江國作品の中でも、「神様のボート」の次に好き。
大きな盛り上がりもなく、ただの女子高生たちの日常なのに
なぜにこう飽きることなく読ませられるのか……
そういえば、あの頃は子供のくせに今よりよっぽど現実的な
思考を持っていた気がする…
オススメです。
そんなころも、あった。
 高校生というモノは、オトナとコドモの狭間で、いろいろなきもちが揺れ動く。
 恋にしたって、ともだち関係にしたって、なににしたって。徒党を組んでコイバナにきゃっきゃっと華を咲かせるのが可愛いのもこのくらいまでかもしれない。コイバナはどの年齢にとっても大事なモノなのですが、なんていうか、イメージが。

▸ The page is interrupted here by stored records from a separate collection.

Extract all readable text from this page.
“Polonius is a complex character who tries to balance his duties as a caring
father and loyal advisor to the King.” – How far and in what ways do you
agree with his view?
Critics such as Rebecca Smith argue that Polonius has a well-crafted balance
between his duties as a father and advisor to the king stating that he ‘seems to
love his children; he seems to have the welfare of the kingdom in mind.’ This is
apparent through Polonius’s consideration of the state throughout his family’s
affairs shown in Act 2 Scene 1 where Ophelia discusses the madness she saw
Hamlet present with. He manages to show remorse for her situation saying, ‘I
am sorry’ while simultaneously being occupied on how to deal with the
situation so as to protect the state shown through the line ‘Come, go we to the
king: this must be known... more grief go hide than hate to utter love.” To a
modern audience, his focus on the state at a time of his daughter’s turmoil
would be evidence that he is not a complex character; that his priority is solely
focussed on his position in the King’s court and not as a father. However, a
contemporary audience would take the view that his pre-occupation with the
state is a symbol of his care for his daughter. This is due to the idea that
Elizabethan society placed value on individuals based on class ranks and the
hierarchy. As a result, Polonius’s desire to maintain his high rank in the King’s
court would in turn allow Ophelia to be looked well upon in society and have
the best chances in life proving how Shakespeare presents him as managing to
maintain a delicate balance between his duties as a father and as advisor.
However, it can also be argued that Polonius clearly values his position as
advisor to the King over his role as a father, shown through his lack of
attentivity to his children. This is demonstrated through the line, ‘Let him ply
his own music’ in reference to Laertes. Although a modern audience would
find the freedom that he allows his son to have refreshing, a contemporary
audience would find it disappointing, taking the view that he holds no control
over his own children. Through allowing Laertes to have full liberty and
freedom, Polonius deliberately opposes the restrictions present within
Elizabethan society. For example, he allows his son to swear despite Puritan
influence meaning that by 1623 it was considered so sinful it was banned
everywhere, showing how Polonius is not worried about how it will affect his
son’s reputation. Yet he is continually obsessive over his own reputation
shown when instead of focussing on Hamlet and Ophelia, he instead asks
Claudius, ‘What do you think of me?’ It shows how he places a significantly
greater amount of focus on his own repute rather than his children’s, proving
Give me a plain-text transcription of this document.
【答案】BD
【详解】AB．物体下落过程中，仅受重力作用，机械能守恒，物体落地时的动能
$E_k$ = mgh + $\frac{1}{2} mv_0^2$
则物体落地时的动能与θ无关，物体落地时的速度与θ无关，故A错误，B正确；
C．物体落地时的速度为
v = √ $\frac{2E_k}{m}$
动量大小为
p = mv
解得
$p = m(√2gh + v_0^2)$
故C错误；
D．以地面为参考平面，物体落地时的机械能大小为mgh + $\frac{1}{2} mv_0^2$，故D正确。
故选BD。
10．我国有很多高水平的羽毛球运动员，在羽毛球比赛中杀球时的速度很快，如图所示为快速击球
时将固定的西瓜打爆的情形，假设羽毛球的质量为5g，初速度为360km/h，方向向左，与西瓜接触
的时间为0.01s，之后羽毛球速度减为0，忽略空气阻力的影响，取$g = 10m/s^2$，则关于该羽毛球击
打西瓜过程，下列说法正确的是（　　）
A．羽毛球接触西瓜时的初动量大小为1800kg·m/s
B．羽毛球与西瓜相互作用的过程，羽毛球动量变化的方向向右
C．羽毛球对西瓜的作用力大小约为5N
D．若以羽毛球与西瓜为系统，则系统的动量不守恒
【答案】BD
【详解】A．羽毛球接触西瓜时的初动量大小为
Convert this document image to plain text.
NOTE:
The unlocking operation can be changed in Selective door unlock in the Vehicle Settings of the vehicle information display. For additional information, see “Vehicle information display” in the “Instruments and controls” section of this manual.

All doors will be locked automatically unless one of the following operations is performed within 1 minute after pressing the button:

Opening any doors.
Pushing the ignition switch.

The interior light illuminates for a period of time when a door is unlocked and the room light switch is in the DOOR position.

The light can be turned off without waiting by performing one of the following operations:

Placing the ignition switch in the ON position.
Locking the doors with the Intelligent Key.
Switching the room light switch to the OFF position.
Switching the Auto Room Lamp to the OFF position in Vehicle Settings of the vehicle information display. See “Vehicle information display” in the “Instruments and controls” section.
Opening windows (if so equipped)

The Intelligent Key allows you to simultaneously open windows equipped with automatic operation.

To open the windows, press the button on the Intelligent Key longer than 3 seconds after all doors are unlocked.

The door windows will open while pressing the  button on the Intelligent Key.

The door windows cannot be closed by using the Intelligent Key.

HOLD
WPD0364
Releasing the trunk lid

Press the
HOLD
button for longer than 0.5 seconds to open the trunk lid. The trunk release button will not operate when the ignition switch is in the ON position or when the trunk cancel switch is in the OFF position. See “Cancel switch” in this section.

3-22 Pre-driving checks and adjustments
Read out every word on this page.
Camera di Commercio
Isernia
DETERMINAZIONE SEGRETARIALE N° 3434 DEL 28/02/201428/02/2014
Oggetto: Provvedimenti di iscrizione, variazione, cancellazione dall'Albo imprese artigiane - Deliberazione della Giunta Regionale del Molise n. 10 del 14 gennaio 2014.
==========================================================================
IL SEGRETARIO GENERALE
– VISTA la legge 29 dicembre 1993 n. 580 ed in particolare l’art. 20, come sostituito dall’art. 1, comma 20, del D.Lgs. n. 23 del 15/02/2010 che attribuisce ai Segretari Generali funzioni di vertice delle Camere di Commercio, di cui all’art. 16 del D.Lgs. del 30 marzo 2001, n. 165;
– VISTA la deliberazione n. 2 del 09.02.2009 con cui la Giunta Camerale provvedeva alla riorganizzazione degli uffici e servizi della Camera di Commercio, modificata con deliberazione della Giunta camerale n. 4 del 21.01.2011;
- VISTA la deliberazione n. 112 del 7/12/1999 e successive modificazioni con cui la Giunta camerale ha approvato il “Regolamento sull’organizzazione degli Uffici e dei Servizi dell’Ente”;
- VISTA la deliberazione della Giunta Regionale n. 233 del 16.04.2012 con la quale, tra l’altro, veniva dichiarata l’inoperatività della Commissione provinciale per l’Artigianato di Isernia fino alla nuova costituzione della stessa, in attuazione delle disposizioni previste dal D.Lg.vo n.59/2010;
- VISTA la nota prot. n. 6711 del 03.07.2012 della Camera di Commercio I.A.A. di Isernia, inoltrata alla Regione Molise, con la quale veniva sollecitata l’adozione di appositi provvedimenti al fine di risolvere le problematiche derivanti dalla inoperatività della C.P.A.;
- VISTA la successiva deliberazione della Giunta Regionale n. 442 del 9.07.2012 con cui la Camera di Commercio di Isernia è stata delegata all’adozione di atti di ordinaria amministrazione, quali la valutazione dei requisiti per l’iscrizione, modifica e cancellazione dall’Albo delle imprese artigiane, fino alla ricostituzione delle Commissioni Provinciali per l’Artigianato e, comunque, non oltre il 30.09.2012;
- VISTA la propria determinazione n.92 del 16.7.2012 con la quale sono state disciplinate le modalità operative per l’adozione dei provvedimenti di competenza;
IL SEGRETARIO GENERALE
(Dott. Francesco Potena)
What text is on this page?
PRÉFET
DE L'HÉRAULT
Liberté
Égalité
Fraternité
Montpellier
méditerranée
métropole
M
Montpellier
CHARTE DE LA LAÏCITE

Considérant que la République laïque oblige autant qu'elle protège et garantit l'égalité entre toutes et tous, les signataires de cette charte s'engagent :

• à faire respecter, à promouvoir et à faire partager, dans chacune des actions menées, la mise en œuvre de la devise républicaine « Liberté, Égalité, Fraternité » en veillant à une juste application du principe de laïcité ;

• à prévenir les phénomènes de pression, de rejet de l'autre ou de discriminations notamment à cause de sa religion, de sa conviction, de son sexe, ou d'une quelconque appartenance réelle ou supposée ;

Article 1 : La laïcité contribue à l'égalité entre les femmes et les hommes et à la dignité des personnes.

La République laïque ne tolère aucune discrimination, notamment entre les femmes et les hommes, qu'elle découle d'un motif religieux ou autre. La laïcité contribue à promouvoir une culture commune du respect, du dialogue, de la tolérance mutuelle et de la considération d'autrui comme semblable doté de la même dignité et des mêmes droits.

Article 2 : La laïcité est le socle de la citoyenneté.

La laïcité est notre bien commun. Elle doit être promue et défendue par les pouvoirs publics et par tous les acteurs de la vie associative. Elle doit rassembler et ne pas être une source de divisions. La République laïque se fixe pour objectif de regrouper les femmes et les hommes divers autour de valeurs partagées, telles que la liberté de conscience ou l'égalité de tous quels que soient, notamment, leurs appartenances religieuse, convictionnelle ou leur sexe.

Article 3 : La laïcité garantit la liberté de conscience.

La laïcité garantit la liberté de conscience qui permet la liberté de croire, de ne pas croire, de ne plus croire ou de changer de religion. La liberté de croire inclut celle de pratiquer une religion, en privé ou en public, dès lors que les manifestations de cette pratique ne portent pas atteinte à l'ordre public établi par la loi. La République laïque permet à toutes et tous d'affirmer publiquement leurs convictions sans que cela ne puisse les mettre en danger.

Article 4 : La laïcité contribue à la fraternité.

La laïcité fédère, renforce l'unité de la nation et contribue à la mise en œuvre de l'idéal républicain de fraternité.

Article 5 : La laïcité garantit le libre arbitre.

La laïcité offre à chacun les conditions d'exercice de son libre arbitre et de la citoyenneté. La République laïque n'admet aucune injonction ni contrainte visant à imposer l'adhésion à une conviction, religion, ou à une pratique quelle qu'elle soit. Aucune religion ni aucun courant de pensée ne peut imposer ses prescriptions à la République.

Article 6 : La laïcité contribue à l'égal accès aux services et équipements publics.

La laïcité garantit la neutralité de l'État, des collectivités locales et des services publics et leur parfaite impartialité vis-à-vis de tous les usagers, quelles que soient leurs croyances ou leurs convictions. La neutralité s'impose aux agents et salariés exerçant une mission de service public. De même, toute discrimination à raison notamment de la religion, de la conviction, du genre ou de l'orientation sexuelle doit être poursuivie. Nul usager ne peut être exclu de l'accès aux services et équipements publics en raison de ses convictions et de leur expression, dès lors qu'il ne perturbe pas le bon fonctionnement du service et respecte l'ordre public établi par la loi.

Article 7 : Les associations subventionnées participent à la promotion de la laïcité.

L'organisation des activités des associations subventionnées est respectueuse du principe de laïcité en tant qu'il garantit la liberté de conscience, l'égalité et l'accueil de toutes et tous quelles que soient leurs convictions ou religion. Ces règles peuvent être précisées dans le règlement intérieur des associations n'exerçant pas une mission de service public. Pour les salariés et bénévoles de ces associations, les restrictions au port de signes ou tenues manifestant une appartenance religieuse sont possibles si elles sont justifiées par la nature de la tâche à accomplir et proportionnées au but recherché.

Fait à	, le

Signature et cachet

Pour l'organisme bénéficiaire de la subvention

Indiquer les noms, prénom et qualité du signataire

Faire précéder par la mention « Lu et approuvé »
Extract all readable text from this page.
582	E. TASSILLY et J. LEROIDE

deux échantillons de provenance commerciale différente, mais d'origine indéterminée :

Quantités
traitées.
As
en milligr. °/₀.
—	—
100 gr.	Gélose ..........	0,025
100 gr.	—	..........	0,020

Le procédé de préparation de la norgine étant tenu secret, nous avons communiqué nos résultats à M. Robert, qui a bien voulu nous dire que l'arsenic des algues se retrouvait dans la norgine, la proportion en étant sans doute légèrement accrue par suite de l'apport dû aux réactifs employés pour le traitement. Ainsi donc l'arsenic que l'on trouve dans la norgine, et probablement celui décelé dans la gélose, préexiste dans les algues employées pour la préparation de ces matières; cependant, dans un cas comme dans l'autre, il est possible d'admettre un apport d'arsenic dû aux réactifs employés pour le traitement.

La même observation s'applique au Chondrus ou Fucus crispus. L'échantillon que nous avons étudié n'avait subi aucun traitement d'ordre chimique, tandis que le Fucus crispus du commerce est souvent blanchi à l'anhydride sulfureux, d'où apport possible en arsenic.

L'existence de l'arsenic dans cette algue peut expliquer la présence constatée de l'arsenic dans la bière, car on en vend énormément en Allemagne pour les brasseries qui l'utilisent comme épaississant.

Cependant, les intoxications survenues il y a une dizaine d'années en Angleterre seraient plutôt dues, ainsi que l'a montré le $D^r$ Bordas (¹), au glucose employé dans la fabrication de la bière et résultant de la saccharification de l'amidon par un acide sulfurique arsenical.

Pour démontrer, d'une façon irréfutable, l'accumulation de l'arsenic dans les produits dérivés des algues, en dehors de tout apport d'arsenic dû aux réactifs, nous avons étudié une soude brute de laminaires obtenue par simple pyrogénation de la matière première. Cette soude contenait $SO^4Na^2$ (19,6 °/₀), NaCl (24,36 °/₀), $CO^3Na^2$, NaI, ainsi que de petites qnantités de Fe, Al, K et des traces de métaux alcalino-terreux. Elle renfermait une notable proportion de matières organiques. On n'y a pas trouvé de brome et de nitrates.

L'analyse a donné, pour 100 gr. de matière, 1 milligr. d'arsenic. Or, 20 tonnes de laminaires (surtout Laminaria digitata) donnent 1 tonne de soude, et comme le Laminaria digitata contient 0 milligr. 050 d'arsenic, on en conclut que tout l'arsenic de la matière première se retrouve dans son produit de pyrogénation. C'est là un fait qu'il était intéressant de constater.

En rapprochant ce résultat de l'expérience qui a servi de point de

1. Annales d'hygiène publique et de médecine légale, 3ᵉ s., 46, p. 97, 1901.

 ドキドキする恋愛。これは恋なのだろうか、って悩む恋愛。
 わたしたちが『あのころ』じゃないとできなかった感覚が、この本にはつめこまれていると思います。
かおりも、色もつけがたいあのとき
その時々の場で、時々の主人公がたどり着くもう一枚の世界。
そこではもう制服も長い爪もプリクラも現実的ではない。
生ぬるいような肌寒いようなおかしな空気が流れ、彼女たちにつっかかってきては疑問ともつかない思いを残していく。
そして蓄積したそれを解消するわけでもなく、明日も制服を着て、学校に行く。
ただそれを受け止め生きていく彼女たちの姿は私たちが思っているほど、頼りなくて、悲しくて、少しびっくりした。
ついでですけど本当、タイトルのつけ方が巧いですよね。